Install MIM Sync with PowerShell
A recent project involved installing Microsoft Identity Manager (MIM) 2016 SP1 as part of a deployment to Azure. As this is being done using DSC there was no way to interact with the installation or click buttons in a installation wizard, so PowerShell to the rescue. MIM is a pretty complicated application, it has a number of different components that need to be installed on various different hosts and some interesting requirements as part of that. For the first part of this installation I needed to install MIM’s Synchronization Service, which handles running the various management agents and communicating with other systems like AD, CRM etc. This has a few requirements that are well documented but most important are .net 3.5 and a SQL server.
Helpfully Microsoft provide a batch file with the information you need to provide to the installer to automate installing MIM Sync, available in the root of the MIM Sync directory next to the msi. Taking the bulk of this batch file and turning it into PowerShell was easy, populating the various variables with values generated as part of the DSC configuration to ensure it was always up to date.
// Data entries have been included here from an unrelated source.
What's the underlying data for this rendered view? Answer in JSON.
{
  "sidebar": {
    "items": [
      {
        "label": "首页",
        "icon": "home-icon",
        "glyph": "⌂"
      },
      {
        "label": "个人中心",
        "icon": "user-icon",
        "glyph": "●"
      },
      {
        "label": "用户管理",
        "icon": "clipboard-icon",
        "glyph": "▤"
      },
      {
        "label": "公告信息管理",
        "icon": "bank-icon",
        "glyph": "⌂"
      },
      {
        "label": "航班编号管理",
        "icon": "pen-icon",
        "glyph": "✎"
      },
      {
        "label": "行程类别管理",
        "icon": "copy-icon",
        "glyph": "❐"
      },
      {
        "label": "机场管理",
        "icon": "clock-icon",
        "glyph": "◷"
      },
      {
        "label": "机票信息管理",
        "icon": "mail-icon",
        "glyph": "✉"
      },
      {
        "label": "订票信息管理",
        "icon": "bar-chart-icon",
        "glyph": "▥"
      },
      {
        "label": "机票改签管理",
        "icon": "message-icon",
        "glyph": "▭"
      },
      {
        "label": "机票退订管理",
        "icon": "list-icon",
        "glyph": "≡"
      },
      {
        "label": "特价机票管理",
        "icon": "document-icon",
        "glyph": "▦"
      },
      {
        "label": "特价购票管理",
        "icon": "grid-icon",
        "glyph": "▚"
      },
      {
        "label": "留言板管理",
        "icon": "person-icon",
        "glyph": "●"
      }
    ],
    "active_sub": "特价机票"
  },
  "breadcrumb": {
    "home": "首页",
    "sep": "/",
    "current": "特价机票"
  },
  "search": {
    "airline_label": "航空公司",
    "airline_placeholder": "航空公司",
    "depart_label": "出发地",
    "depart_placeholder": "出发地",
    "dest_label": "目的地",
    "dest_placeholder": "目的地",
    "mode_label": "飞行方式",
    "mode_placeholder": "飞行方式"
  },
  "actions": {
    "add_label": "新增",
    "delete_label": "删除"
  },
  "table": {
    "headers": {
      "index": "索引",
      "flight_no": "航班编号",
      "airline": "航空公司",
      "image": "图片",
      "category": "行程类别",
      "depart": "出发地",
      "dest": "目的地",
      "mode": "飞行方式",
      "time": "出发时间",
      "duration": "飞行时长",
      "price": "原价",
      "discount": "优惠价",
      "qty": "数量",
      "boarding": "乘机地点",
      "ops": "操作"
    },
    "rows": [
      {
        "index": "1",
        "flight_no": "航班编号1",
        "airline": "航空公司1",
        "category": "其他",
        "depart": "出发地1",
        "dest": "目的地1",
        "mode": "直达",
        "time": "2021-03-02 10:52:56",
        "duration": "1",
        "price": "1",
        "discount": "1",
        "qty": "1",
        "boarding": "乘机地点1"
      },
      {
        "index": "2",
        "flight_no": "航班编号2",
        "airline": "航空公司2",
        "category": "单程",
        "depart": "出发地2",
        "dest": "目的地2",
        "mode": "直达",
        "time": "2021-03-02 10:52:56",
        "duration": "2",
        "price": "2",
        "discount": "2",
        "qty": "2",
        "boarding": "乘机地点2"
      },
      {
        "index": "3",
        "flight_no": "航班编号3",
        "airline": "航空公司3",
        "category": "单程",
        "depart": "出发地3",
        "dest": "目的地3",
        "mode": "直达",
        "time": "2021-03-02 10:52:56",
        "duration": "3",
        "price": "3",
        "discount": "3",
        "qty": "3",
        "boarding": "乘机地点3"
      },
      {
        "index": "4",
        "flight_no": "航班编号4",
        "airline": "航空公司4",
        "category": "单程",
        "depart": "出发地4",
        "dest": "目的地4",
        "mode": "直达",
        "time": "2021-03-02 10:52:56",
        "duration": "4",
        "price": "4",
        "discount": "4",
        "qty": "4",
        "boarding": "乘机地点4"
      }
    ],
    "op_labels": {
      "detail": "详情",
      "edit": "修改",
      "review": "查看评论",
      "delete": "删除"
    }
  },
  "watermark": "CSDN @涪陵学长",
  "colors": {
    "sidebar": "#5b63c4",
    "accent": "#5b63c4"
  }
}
However this script assumes that SQL Server is installed on the local machine and doesn’t offer any parameters to pass to the msi to change this.
When manually installing MIM Sync there is a handy box for choosing which SQL server to use:
Running this installer with the /l*v flag to enable verbose logging and digging through the logs and Orca revealed a nice and simple set of parameters that are changed by the UI:
- STORESERVER - the name of the SQL server to use
- SQLServerStore - Toggles between RemoteMachine and LocalMachine
Unfortunately due to being an msi we can’t provide SQLServerStore parameter at the command line as it’s not in upper case, the solution was a simple MST file which sets SQLServerStore to RemoteMachine and adds a STORESERVER property with a value of 123 so we can provide it at the command line.
This results in a nice block of DSC config that looks like this, with the important bit being lines 17 and 18:
1
2
3
4
5
6
7
8
9
10
11
12
13
14
15
16
17
18
19
20
21
22
23
24
25
26
27
28
29
30
#START Install MIM Sync Service
$InstallArguments = @(
"SERVICEACCOUNT=MIMSyncService"
"SERVICEPASSWORD=$($Credential.GetNetworkCredential().Password)"
"SERVICEDOMAIN=$DomainNetbiosName"
"GROUPADMINS=$DomainNetbiosName\MIMSyncAdmins"
"GROUPOPERATORS=$DomainNetbiosName\MIMSyncOperators"
"GROUPACCOUNTJOINERS=$DomainNetbiosName\MIMSyncJoiners"
"GROUPBROWSE=$DomainNetbiosName\MIMSyncBrowse"
"GROUPPASSWORDSET=$DomainNetbiosName\MIMSyncPasswordReset"
"ACCEPT_EULA=1"
"FIREWALL_CONF=1"
"ADDLOCAL=All"
"SQMOPTINSETTING=1"
"REBOOT=ReallySupress"
"STORESERVER=$SqlNodeName"
"TRANSFORM=C:\Packages\sync.mst"
"/l*v C:\MIM\$(Get-Date -format 'yyyy-MM-dd-hh-mm').log"
)
Package MimSyncInstall {
Name = 'Microsoft Identity Manager Synchronization Service'
ProductId = '5A7CB0A3-7AA2-4F40-8899-02B83694085F'
Path = "C:\MIM\Synchronization Service\Synchronization Service.msi"
Arguments = "/qn $($InstallArguments -join ' ')"
PsDscRunAsCredential = $DomainCredentials
Ensure = 'Present'
DependsOn = '[Package]InstallSSMS','[Script]ExtractMimIso','[xADGroup]MimSyncWmiPasswordManagement','[xADGroup]MimSyncConnectorBrowse','[xADGroup]MimSyncJoiners','[xADGroup]MimSyncOperators','[xADGroup]MimSyncAdmins','[xADUser]MimSyncService'
}
#END Install MIM Sync Service
With this block of code and all the correct users and groups being created by other DSC resources I’ve now got a config which will happily install MIM Sync and use a remote SQL Server.
Next I’m looking at automating the install of MIM Portal and Service, which is considerably more complicated because it involves the use of SharePoint as a pre-requisite.